Euler de França Belém
Euler de França Belém

Edição impressa da “Playboy” americana é extinta

A crise do coronavírus, que deve gerar uma recessão global, acelerou o fim da publicação, diz o CEO da empresa

Conta-se que a “Playboy” brasileira (criada em 1975) era tão boa, mas tão boa — sim, está se falando de qualidade editorial e, claro, de tudo mais  —, que chegou a inspirar a “Playboy” americana (criada em 1953 — há 67 anos). A patropi nasceu depois e foi para o “sal” antes da ianque. Chegaram a lançá-la na internet — até com mulheres bonitas e charmosas, mas com um jornalismo de segunda linha, o que lhe tirou o charme e graça (a internet “matou” a revista de mulher nua). Tornou-se uma caricatura. Agora, a “Playboy” dos Estados Unidos não sairá mais impressa.

A empresa avisou que a edição desta semana é a última. O CEO Ben Kohn garante que a crise provocada pelo coronavírus acelerou a extinção da revista impressa. Mas já havia uma conversa, na empresa, sobre a permanência apenas como revista digital (Playboy Interview, 20Q, Playboy Advisor).
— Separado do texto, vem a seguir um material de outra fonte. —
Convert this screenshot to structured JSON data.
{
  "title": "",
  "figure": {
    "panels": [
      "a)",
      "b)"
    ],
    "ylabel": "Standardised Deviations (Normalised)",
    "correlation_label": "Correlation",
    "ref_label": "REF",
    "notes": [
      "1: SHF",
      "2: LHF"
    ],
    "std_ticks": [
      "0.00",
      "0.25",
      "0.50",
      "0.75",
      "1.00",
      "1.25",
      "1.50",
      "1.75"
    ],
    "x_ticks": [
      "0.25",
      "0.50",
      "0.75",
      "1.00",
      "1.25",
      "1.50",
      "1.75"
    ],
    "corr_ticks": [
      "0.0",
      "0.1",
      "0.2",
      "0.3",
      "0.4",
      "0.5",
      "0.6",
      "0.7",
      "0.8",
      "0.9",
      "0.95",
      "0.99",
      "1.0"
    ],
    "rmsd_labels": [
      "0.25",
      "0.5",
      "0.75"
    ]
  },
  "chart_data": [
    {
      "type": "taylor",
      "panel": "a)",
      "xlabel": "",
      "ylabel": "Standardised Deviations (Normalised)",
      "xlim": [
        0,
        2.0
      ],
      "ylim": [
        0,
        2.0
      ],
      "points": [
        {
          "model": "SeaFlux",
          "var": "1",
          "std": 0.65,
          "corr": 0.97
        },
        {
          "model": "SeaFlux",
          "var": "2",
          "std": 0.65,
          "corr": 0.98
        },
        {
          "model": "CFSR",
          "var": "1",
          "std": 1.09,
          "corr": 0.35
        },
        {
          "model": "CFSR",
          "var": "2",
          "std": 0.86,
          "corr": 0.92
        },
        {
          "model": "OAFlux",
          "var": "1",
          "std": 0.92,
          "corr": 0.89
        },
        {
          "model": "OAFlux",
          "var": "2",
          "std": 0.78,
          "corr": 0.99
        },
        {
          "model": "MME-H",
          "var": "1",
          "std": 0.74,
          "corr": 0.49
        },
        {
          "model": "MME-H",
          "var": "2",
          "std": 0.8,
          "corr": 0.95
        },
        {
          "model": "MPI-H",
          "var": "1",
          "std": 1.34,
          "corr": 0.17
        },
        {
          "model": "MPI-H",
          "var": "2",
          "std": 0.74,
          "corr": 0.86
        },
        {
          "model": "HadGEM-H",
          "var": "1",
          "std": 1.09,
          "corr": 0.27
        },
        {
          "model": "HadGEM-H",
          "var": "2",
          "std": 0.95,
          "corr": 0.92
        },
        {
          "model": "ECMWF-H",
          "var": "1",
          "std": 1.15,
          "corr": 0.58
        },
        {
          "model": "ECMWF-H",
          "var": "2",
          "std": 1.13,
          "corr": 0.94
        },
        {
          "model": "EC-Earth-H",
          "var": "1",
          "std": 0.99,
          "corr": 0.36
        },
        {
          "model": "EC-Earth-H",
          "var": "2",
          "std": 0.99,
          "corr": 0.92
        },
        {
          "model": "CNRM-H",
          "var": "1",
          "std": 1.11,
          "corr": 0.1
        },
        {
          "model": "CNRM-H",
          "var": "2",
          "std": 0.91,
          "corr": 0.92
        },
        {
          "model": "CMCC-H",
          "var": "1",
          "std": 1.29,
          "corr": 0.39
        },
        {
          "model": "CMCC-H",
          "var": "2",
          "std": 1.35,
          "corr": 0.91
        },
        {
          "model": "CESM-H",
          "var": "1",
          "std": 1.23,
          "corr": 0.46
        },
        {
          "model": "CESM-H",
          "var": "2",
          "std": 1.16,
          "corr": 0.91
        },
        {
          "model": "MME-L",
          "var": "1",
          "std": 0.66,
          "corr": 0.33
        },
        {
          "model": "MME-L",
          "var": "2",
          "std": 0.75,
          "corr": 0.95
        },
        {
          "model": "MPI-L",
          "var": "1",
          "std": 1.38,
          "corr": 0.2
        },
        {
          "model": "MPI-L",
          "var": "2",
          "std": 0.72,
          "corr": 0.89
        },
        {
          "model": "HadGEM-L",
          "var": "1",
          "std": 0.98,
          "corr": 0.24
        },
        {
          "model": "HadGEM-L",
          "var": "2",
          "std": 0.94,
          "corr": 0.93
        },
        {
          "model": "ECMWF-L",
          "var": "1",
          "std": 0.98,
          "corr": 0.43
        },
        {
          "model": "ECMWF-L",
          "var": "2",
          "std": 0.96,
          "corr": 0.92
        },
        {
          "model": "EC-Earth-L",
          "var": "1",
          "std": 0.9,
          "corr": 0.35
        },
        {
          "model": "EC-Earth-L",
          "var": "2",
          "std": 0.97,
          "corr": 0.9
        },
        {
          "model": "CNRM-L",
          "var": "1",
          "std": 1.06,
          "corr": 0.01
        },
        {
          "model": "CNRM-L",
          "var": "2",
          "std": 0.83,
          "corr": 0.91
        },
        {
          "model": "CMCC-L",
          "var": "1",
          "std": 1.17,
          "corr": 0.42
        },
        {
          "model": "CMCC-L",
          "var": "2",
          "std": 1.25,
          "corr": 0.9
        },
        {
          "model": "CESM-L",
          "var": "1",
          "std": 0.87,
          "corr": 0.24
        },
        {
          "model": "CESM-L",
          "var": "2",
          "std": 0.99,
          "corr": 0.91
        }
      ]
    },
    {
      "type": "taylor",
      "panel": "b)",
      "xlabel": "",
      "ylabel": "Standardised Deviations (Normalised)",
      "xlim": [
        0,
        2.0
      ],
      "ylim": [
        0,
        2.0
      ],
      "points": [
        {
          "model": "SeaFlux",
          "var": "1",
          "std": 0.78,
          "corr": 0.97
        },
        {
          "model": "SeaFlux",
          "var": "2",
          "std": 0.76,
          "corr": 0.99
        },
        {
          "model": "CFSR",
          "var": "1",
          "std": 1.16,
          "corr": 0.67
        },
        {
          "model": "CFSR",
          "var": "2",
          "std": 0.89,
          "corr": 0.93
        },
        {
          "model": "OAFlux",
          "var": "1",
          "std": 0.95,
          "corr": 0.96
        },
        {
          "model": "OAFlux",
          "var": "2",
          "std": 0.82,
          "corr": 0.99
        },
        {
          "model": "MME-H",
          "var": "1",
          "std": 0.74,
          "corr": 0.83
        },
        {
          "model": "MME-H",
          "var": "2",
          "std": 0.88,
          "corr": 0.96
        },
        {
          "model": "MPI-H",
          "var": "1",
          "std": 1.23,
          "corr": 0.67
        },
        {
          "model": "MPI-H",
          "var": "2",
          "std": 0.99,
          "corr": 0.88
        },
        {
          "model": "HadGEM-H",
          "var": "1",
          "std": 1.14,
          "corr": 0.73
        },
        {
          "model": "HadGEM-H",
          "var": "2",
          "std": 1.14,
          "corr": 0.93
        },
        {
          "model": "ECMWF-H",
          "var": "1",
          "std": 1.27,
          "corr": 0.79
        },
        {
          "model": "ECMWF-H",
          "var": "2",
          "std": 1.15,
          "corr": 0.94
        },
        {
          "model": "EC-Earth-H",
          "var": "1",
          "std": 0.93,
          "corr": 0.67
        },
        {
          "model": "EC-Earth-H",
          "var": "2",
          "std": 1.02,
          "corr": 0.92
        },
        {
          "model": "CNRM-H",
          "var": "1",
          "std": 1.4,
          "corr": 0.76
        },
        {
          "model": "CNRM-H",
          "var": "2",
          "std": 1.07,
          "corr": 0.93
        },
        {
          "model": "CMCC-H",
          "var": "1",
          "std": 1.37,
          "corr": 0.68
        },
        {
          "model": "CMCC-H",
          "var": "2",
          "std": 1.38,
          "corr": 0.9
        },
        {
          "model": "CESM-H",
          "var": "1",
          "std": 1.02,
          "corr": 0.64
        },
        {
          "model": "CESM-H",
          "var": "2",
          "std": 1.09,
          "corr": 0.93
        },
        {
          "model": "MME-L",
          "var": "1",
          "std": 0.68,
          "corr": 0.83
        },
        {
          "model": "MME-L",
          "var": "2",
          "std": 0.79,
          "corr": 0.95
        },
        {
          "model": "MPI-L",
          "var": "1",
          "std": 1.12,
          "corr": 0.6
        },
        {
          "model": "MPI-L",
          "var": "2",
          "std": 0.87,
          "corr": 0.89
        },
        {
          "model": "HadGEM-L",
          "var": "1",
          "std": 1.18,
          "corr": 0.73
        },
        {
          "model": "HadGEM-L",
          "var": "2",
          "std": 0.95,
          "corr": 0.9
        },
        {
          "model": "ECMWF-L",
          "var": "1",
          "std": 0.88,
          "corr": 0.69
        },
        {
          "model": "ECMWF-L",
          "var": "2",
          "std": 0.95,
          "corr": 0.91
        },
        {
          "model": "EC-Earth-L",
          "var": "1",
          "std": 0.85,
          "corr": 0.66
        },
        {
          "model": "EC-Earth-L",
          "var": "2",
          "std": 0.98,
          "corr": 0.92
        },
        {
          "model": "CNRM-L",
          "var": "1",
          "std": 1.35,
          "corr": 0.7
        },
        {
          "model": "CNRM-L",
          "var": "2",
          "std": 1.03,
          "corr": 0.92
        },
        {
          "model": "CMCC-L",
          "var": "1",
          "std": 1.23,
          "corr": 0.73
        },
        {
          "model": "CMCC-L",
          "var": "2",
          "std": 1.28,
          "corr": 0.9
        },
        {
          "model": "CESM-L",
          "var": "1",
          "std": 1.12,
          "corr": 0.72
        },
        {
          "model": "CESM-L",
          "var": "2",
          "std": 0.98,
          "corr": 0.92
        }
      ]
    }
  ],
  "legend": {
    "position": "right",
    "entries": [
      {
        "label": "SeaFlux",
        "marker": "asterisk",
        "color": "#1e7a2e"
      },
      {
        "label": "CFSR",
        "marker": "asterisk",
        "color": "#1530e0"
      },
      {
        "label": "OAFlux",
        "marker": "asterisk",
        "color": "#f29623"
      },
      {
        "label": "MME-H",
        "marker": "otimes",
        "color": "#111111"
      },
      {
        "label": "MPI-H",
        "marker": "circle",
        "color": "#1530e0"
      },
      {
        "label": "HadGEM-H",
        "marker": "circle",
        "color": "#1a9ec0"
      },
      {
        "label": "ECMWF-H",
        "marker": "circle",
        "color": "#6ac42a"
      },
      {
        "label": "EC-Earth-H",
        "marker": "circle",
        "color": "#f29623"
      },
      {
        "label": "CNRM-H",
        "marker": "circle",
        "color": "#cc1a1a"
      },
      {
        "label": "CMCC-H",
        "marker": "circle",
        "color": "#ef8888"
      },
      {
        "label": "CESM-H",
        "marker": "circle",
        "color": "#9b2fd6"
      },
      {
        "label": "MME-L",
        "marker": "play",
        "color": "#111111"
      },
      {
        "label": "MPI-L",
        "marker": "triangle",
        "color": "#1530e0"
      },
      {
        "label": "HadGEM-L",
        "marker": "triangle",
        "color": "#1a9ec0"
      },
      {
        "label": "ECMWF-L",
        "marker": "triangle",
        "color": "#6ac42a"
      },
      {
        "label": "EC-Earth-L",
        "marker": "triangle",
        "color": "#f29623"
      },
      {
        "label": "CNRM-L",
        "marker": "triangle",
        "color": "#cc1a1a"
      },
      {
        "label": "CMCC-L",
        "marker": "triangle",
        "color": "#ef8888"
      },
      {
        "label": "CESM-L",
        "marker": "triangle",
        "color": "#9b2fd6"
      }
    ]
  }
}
Marilyn Monroe, bela e, sobretudo, uma estrela, saiu na capa da primeira edição da “Playboy” — que vendeu 50 mil exemplares. Conta-se que nos Estados Unidos, como no Brasil, os homens, notadamente, compravam a revista e diziam para suas mulheres e namoradas: “As entrevistas são espetaculares”. De fato, eram. Mas os homens, no geral, claramente não compravam a publicação por causa das entrevistas, e sim por causa das mulheres tão lindas quanto esculturais. Vários até liam as entrevistas — sim, quase sempre espetaculares. (Confesso, sem tortura, que, antes das entrevistas, as feitas pelo Jovem Gui ou por Ruy Castro, eu dava uma olhada nas mulheres. Cheguei a ser assinante, admito).